The home ownership rate in Vietnam is about 90%, but many millennials are struggling to join that number. Rising property prices in cities, coupled with a lack of financing options, mean more people have to delay buying their first homes unless they have family support.
Part of Y Combinator’s latest batch, Homebase was founded in 2019 to give prospective buyers in Vietnam an alternative to traditional financing. Homebase acts as a co-investor, buying a share of property with customers, who then have the option of purchasing equity from Homebase until they take full ownership, or selling the property for their portion of the proceeds. In the meantime, buyers pay rent to Homebase that corresponds to the company’s stake, and have full usage rights to the home, so they can live in or rent it.
Co-founders Junyuan Tan and Phillip An originally started Homebase in Singapore, but decided to focus on Vietnam because Tan had lived there while working on his previous startups, RePrice Technologies and Atlantis Lab. Tan wanted to buy a home, but found bank mortgages charged high interest rates even on short-term loans.
“If you look at the whole of Southeast Asia, compared to Europe or the U.S., there are really no other solutions, like government schemes or rent-to-own financing solutions,” Homebase chief operating officer Phillip An told TC.
Its model is similar to Divvy Homes and ZeroDown in the United States and, in fact, leaders from both startups have invested in Homebase (Divvy Homes co-founder Brian Ma and ZeroDown’s former COO Troy Steckenrider). Homebase’s other backers include VinaCapital Ventures, Class 5 Global, Pegasus Technology Ventures, 1982 Ventures, Antler and Darius Cheung, the founder and CEO of 99.co.
Most of Homebase’s transactions are currently in Ho Chi Minh City and Saigon, and it plans to expand into Hanoi and Danang by the end of this year. Ultimately, Homebase’s goal is to enter other Southeast Asian markets where home owners also face a dearth of financing options, like Singapore, Thailand and Indonesia.
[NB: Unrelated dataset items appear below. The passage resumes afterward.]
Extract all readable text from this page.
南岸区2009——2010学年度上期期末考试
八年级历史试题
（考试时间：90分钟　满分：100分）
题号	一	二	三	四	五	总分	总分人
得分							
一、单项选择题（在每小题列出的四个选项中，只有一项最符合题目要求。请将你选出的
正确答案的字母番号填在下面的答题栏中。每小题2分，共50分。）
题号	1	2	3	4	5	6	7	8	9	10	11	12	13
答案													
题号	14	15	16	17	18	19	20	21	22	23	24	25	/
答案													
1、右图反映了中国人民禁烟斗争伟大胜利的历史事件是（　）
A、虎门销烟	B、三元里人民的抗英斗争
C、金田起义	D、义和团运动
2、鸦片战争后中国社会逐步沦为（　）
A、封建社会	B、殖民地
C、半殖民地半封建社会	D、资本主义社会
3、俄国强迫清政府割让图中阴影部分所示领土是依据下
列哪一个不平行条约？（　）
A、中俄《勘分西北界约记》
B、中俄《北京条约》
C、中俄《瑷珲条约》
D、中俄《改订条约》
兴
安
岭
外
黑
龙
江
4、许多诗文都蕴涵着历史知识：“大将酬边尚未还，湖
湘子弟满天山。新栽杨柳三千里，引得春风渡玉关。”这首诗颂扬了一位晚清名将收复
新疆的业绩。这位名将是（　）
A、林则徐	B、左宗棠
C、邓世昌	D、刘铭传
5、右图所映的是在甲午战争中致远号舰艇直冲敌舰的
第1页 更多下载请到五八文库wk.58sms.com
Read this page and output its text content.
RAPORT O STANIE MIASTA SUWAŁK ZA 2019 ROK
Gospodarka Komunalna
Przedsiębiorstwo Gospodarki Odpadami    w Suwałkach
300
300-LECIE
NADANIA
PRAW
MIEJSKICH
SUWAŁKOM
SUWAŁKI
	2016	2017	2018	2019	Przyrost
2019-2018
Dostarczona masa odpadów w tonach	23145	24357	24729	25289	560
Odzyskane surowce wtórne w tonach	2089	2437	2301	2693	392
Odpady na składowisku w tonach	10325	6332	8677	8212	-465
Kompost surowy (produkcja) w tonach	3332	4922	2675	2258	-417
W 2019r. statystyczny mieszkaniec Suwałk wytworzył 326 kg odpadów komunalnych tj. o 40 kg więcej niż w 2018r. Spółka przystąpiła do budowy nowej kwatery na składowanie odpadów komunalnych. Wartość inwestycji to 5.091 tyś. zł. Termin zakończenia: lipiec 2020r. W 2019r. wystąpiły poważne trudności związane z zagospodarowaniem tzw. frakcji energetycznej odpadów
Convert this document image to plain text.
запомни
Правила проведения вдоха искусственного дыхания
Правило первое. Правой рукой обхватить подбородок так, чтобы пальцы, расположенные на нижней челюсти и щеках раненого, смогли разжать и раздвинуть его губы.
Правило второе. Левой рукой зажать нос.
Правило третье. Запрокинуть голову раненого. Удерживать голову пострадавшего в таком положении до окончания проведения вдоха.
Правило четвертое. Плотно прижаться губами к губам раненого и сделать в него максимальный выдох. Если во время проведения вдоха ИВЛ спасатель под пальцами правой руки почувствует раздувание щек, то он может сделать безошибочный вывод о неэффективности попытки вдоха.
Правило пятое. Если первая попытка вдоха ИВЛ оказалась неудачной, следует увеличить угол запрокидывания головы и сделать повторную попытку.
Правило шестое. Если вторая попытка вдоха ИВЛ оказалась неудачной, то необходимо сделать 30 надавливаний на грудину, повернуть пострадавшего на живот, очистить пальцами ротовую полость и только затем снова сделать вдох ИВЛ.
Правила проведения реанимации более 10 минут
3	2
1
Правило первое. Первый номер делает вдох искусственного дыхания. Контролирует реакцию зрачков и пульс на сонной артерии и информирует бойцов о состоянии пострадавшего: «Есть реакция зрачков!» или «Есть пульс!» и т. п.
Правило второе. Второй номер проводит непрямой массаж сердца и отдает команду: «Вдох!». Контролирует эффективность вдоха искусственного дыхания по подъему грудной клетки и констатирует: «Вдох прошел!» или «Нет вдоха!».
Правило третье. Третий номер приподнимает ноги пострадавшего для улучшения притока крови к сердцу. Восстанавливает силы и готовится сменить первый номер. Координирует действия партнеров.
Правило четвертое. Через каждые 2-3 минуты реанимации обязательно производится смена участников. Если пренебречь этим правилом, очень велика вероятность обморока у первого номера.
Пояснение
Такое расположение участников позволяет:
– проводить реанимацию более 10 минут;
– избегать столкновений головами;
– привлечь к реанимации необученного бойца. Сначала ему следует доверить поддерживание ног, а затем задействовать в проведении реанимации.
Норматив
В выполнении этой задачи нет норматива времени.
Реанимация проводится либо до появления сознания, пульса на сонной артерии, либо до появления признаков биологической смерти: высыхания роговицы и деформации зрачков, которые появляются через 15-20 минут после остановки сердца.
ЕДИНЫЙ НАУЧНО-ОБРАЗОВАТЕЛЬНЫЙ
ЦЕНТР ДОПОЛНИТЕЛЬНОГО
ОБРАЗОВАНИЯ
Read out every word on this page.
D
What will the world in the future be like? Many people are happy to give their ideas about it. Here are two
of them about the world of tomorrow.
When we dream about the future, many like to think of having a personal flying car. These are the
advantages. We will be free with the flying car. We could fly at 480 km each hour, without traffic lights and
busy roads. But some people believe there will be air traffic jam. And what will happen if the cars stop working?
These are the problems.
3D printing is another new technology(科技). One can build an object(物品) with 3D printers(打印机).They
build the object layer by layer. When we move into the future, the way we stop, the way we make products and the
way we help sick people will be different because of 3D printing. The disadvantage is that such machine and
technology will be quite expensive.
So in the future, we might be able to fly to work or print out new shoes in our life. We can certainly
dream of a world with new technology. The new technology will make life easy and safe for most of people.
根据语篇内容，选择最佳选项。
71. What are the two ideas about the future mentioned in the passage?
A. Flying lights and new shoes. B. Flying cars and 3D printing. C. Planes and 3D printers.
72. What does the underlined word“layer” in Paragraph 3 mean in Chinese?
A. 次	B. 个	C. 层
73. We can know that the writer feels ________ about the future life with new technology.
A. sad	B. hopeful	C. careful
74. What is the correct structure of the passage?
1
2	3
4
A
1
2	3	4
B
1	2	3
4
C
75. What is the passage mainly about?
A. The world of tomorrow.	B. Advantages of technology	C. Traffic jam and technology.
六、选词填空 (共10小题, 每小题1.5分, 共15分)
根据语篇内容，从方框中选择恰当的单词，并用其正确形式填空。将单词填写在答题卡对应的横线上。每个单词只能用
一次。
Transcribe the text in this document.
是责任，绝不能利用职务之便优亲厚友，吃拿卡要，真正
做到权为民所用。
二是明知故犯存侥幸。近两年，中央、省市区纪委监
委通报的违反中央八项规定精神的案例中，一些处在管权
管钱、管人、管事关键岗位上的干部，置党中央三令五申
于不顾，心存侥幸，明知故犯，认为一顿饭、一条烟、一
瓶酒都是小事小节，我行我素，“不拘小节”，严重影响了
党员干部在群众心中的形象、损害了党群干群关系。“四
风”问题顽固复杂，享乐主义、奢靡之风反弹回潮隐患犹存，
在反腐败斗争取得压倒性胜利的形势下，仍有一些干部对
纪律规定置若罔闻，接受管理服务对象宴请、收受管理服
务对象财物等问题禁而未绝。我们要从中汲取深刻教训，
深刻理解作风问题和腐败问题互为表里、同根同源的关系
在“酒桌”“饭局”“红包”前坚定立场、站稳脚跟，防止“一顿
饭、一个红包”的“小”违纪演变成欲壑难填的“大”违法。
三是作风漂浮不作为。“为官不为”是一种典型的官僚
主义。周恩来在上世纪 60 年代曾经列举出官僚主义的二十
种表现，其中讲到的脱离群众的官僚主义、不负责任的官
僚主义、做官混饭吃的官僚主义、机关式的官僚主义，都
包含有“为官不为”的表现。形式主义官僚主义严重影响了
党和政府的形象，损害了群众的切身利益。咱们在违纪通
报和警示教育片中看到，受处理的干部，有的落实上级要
In Vietnam, about 70% of adults are “unbanked,” meaning they don’t have a bank account, which makes it difficult to apply for mortgages. An said some of Homebase’s customers use the service because they are unbanked. Other customers have financial accounts, but see Homebase as a faster, more flexible option to bank loans.
Its contracts range from one to 10 years, and at the end, customers have the option of buying all the equity in the property or selling it with Homebase to get back their investment. The amount of equity customers buy at the start also varies. For example, home buyers who are using Homebase as an alternative to mortgages typically take an initial 20% to 30% stake in the property, while real estate investors often start with a 50% stake.
Homebase finances its stake in properties in part by working with third-party financial institutions, including private high-net worth individuals and family offices who see it as an opportunity to diversify their holdings into a new asset class. An said the company is also talking to different types of funds, including equity, hedge, real estate debt and emerging market debt, from Europe, the United States and Singapore.
To screen applicants, Homebase has an internal checklist and onboarding process, and it also works with real estate agents, developers and other partners in Vietnam.
For those third parties, Homebase serves as a value-add tool that helps them close more deals by providing a way for customers to get financing. Homebase also performs due diligence on potential properties, including examining documentation and permits, and has built an asset valuation model based on existing property data, transaction data and information from developers.
An said this valuation service, which Homebase is expanding, is a key part of the business because it provides assurance to buyers that the company’s incentives are aligned with theirs.
“We stand to risk our investment, too,” he said. “Many customers are also first-time buyers and they want more help to find a good property.”